© Reuters. FILE PHOTO: Dallas Federal Reserve Chairman Robert Kaplan speaks at the Commonwealth Club in San Francisco, United States, October 11, 2019. REUTERS / Ann Saphir
By Ann Saphir
(Reuters) – Dallas Federal Reserve Chairman Robert Kaplan on Friday spoke of the prospect of a worrying rise in inflation expectations in the United States, as imbalances between supply and demand for labor labor and goods exert upward pressure on prices.
Most U.S. central bank policymakers view the upward pressure – evident in a 4.2% annual consumer price hike last month – as transient, expecting supply chains to eventually catch up. higher demand, more workers returning to the workforce with rollout of COVID -19 vaccines alleviates safety concerns, and working parents have more flexibility as more schools and daycares reopen .
The spike in spending helping fuel prices rise will ease, they believe, once the extra savings are gone and government checks are spent. Imbalances will also ease, preventing any permanent upward change in the perception of inflation by businesses and households.
But Kaplan – an outspoken central banker whose opinions are sometimes at odds with those of his peers – isn’t so sure.
“What you don’t know is, depending on how long it takes, if it starts to build into inflation expectations, and you’re worried that inflation expectations will start to get higher, then you raise them to a higher level. level that is not consistent with their 2% peg, ”Kaplan said at the University of Texas at the McCombs School of Business in Austin. worries me – it’s a risk for me. “
And that’s one more reason Kaplan is calling on his colleagues at the Fed “sooner or later” to discuss scaling back the central bank’s bond buying program, as the pandemic is better controlled and the The economy is making substantial progress towards full employment and 2% inflation targets.
Kaplan said on Friday that contacts in industries affected by the global semiconductor shortage, for example, had told him it could take up to two years to resolve the issue.
Clogged chip supply chains led to a record hike in used car and truck prices last month. And it’s not just chips, Kaplan said on Friday: It’s unclear how long bottlenecks could last in many industries.
“There is more fiscal policy to come, demand could be increased for some of these products, and that actually creates some of the uncertainty,” he said.
There are signs that inflation expectations are starting to rise. Consumer estimates of inflation for the next five years climbed to 3.1% – the highest in more than a decade, a University of Michigan survey showed Friday.
This is one of the many measures the Fed uses to assess inflation expectations. Several Fed policymakers, including Fed Governor Christopher Waller, Cleveland Fed Chairman Loretta Mester and Fed Vice Chairman Richard Clarida, said last week that they believed expectations of inflation remained pegged at 2%.
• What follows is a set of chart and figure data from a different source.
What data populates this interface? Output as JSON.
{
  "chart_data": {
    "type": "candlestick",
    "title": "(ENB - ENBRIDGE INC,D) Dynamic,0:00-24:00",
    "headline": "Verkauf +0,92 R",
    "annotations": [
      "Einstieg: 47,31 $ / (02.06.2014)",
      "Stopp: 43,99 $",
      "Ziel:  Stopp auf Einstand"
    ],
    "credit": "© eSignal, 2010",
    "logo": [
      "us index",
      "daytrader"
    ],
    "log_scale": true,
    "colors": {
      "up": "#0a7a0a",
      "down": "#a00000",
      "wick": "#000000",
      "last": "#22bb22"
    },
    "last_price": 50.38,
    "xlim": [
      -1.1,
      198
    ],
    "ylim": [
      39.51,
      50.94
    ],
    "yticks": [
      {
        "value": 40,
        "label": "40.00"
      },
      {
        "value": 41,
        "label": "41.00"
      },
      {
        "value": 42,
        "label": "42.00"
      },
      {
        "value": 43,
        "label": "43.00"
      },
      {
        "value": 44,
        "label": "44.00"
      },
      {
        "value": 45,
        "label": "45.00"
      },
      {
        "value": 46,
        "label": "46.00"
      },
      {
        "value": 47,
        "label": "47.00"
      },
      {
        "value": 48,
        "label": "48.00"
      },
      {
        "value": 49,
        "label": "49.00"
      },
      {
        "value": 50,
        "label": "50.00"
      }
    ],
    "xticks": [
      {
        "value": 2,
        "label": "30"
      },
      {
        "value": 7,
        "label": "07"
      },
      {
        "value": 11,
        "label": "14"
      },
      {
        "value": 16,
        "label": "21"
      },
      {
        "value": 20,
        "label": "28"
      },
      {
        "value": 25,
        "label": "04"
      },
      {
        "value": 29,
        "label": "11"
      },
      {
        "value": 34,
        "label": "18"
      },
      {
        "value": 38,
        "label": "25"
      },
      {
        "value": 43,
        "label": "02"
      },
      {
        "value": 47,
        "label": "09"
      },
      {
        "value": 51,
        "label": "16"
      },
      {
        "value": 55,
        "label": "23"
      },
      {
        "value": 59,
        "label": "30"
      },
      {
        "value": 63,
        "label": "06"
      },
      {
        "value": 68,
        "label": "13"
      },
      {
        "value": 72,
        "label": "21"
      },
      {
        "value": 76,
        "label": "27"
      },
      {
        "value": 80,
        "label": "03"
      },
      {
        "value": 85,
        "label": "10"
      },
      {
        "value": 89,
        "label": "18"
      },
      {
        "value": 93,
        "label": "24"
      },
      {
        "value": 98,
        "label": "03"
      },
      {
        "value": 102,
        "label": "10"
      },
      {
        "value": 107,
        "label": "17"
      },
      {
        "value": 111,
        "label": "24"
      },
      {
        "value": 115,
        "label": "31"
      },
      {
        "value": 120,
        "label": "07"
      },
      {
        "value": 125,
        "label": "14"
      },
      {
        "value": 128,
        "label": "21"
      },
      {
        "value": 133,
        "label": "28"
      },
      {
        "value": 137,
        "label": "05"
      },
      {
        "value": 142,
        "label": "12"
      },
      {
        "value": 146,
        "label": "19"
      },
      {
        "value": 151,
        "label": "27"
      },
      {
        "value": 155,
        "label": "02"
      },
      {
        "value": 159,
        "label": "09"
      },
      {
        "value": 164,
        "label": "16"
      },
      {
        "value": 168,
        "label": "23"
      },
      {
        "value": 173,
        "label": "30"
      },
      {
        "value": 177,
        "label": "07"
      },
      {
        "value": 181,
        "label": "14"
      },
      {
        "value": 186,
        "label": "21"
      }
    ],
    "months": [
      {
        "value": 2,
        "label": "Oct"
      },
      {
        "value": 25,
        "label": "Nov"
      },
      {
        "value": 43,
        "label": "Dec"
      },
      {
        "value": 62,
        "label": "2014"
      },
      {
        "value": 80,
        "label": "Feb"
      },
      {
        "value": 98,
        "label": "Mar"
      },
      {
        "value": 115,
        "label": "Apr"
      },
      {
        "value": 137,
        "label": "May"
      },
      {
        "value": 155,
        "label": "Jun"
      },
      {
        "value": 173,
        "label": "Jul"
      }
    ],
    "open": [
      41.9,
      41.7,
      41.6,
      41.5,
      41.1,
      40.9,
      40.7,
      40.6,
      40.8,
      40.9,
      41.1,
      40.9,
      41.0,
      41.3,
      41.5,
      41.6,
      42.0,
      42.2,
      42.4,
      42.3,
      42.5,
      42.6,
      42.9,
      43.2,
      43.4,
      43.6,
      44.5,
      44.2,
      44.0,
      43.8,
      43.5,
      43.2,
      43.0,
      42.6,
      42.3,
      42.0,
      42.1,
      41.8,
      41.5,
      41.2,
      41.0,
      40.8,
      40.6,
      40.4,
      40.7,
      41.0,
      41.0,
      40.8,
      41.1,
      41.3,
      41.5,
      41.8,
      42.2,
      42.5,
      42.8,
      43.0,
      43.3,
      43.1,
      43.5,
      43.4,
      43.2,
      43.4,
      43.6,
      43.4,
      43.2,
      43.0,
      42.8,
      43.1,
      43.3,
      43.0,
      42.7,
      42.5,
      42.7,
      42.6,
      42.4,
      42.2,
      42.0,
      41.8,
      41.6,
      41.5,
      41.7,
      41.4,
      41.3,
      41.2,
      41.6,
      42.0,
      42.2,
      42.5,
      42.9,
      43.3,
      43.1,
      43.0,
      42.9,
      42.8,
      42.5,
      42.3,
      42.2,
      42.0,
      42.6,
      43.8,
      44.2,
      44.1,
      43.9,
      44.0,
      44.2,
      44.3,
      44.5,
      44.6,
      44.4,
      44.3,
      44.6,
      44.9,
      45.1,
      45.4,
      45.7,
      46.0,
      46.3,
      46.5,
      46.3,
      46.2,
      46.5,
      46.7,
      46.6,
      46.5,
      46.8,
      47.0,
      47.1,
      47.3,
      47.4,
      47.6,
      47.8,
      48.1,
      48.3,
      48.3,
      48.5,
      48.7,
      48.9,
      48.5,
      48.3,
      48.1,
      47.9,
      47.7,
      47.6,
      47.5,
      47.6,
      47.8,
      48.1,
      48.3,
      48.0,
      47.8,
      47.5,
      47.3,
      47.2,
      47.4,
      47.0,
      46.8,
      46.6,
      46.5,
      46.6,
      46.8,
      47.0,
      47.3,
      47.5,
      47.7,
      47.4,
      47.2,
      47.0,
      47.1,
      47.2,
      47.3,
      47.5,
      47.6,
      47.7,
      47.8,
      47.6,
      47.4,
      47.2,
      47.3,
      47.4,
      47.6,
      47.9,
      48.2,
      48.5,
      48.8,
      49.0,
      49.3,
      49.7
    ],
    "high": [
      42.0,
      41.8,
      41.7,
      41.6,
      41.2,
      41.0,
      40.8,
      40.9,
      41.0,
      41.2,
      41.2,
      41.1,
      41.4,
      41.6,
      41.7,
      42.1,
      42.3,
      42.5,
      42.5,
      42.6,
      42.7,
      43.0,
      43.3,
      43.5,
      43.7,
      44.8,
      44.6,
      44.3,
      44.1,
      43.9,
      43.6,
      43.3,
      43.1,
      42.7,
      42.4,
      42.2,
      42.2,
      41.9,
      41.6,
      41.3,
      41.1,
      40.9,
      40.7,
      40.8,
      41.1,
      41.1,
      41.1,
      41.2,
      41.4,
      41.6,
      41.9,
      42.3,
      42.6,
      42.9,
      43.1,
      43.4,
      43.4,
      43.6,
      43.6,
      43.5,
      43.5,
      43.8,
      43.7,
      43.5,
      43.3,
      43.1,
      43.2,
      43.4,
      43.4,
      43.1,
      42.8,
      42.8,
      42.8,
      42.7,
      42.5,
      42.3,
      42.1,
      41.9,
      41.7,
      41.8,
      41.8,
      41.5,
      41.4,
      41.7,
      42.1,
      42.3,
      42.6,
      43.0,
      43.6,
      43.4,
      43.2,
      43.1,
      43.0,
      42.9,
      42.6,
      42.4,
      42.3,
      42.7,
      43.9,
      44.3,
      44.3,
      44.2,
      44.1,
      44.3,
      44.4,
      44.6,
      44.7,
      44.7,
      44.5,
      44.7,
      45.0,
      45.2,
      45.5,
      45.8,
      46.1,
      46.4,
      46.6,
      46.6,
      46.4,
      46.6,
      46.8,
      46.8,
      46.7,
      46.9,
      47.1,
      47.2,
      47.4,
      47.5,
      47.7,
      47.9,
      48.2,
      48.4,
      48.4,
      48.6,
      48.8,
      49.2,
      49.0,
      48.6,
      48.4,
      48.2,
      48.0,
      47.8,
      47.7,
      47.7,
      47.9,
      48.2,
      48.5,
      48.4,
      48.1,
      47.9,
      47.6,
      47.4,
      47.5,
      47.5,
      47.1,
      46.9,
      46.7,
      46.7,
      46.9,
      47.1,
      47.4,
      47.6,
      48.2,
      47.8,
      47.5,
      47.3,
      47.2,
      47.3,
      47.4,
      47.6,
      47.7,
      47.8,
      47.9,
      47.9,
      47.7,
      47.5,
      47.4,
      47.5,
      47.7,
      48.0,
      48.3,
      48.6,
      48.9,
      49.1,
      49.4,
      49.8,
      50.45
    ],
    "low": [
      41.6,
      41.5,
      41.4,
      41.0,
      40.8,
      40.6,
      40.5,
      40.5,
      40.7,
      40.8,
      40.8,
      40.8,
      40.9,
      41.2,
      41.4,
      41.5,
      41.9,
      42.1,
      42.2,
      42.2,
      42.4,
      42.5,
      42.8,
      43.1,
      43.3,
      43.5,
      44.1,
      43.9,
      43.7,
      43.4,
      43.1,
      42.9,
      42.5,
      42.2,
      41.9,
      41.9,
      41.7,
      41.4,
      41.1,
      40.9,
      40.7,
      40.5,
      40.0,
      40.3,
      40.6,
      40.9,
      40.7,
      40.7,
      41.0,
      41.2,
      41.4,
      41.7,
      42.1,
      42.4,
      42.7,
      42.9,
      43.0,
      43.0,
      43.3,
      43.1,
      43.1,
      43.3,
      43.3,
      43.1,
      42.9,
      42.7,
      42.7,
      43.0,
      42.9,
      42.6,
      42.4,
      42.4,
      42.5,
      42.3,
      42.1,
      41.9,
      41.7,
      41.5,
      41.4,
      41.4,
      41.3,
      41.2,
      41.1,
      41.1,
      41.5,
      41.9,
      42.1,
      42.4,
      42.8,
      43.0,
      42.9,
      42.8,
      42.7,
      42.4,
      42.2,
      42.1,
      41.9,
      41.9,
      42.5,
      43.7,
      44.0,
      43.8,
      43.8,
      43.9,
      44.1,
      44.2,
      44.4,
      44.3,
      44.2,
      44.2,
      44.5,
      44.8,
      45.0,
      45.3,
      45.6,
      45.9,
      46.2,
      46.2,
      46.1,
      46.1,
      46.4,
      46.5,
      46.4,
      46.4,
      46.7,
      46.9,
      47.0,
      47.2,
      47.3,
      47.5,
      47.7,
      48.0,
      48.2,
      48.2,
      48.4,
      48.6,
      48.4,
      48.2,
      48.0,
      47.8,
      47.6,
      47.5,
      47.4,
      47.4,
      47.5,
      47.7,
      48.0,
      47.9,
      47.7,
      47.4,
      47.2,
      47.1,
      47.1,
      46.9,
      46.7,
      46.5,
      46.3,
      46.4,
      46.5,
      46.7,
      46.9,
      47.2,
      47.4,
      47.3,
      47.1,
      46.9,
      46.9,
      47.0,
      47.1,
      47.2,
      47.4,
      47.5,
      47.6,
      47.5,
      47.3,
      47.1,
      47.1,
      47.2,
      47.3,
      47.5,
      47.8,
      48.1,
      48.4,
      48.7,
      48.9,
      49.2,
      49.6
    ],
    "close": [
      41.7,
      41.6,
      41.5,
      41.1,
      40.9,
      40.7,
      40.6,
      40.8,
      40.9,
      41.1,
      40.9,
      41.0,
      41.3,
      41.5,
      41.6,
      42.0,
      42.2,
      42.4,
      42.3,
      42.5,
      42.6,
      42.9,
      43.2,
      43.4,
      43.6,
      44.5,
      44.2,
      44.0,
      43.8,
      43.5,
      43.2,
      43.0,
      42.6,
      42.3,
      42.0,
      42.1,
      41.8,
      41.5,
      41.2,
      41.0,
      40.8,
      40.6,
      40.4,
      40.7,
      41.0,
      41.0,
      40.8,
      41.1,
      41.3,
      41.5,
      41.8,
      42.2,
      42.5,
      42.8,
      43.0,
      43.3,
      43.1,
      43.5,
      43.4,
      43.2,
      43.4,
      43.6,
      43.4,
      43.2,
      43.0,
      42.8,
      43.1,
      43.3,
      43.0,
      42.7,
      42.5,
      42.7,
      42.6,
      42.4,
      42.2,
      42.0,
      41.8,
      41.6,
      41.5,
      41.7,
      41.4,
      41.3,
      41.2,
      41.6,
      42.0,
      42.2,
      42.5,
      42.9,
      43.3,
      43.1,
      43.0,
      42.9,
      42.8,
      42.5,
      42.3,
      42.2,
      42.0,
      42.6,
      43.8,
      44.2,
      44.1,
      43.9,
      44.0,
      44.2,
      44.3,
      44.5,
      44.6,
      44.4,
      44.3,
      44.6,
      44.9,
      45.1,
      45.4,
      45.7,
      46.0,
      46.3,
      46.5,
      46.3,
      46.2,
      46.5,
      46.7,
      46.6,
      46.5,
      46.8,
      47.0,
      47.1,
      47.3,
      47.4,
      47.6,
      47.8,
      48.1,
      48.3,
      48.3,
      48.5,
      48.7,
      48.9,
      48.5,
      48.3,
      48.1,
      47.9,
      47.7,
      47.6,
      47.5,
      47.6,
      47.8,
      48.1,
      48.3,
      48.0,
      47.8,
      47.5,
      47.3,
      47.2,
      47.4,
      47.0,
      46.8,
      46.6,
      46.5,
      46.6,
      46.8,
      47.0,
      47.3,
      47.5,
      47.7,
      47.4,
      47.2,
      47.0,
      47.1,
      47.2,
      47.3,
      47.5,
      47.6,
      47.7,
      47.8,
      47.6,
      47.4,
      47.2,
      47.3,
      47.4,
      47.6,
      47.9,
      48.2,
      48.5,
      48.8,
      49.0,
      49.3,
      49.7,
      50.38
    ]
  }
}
“The central bank’s standard response to a supply shock is to examine it until it feeds inflation expectations,” Karim Basta, chief economist at III Capital Management, said on Friday in a note. to investors.
“It remains surprising how many Fed officials describe expectations as ‘well entrenched’ when these anticipatory measures are very much on the move. Perhaps if they miraculously ended here, they could be seen as fine. anchored, but that doesn’t seem to be the case, ”Basta said.
Fusion Media or anyone involved with Fusion Media will not accept any responsibility for loss or damage resulting from reliance on any information, including data, quotes, graphics and buy / sell signals contained in this website. Be fully informed about the risks and costs associated with trading in the financial markets, it is one of the riskiest forms of investing possible.